See: NetLink NBN Trust launches largest Singapore IPO in 6 years

Maruvada expects NetLink to gain market share in both the residential and corporate markets, on the back of customers migrating to fibre broadband.

“Its underlying assets appear competitively well positioned for the delivery of fibre broadband services due to their extensive network reach, including a monopoly in some areas,” says Maruvada. “As NetLink NBN Trust is the sole supplier of the fibre backbone for the residential market, the trust group’s revenue, in our opinion, is relatively immune to retail customer churn.”

In addition, the analyst says NetLink see predictable revenue and cash flow, with low volatility. FY17-20E revenue and operating cash flow are forecast to grow at compound annual growth rates of 5.7% and 8.7%, respectively.
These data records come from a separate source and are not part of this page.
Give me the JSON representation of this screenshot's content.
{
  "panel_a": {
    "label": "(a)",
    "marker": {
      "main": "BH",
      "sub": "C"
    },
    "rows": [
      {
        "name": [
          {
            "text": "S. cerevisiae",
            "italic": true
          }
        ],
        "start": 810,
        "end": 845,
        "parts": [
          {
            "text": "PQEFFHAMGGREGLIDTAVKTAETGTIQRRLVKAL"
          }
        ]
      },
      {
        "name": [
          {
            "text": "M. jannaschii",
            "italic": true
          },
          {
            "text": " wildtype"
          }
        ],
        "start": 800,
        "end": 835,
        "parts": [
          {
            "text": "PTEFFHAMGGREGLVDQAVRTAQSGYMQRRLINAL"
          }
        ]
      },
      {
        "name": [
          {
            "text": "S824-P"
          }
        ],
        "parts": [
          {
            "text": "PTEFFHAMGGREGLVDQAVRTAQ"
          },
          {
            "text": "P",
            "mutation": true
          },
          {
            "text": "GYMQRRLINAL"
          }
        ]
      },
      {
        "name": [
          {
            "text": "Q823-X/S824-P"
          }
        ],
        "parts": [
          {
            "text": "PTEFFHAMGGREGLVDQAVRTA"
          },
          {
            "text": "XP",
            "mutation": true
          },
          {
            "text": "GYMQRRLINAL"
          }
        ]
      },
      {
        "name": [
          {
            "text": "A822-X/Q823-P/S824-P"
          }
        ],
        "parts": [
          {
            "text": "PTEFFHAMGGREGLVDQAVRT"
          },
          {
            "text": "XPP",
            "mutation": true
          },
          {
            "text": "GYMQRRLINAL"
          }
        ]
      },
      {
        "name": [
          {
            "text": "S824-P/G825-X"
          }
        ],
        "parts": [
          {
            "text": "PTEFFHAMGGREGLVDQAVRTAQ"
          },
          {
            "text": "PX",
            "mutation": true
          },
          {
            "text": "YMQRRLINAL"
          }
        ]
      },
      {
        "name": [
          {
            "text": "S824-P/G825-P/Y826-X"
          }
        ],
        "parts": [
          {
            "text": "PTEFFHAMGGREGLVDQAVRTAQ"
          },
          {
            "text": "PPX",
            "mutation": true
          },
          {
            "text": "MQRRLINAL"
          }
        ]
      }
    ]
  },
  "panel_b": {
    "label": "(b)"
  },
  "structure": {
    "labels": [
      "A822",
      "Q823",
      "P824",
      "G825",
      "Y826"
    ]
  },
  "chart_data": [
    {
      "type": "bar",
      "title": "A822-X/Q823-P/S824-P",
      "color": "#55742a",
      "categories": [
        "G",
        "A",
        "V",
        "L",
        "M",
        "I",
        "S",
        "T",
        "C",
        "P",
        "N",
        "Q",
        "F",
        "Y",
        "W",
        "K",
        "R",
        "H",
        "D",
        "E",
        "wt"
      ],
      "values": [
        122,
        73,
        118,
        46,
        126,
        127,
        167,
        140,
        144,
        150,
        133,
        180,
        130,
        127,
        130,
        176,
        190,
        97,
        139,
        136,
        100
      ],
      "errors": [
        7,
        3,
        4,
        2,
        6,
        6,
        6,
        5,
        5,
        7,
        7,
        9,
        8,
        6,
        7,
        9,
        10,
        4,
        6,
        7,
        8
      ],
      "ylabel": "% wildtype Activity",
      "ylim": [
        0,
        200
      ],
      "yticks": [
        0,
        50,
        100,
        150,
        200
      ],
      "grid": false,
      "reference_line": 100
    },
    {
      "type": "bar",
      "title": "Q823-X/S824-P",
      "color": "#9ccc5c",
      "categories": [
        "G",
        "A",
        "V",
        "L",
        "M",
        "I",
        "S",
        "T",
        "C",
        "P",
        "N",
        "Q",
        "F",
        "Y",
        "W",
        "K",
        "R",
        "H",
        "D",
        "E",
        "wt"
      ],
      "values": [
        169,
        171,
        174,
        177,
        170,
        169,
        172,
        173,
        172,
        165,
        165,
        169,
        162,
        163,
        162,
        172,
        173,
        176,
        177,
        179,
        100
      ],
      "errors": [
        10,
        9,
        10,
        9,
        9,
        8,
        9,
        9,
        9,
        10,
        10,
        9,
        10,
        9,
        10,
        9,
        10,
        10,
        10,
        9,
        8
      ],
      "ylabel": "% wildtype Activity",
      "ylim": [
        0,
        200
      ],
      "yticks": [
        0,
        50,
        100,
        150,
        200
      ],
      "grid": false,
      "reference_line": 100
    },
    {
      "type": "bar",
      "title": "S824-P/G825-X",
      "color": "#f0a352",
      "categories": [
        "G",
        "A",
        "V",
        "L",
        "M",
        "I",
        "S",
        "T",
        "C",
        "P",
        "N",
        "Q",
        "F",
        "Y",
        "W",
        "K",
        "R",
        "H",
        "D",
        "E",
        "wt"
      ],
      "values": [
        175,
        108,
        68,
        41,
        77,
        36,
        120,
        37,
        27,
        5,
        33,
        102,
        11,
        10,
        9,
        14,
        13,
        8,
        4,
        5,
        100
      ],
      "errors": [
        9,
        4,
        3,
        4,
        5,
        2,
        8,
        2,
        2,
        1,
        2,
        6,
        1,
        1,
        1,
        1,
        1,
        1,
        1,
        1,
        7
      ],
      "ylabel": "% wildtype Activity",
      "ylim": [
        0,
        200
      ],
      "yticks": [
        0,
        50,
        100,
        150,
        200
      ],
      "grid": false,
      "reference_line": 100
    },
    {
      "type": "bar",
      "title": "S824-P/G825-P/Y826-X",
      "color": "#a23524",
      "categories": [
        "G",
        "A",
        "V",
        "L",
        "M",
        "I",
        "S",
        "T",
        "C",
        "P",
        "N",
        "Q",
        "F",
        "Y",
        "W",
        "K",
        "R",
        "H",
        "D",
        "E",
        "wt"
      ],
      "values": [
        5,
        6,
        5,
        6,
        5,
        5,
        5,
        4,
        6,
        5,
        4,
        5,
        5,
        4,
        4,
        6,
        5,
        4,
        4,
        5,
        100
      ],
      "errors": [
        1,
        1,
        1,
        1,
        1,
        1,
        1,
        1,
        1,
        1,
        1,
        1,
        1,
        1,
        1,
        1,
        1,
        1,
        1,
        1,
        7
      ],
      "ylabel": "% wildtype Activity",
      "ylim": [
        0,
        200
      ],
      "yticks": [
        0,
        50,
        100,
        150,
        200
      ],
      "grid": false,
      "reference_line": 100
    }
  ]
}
Annualised distribution per unit (DPU) is expected to rise by 6.0% y-o-y for FY19E compared to FY18E annualised, and remain stable in FY20E.

“The trust structure, which is internally managed with fees paid in cash, and management incentives schemes appear well-thought-out, avoiding some of the recent controversies over fee structures at some Singapore REITS and business trusts,” says Maruvada.

“Similarly, we also think NetLink NBN Trust is a better option for yield investors over Singapore-listed telecom stocks, whose outlook is likely to be impacted negatively by the entry of TPG Telecom,” he adds.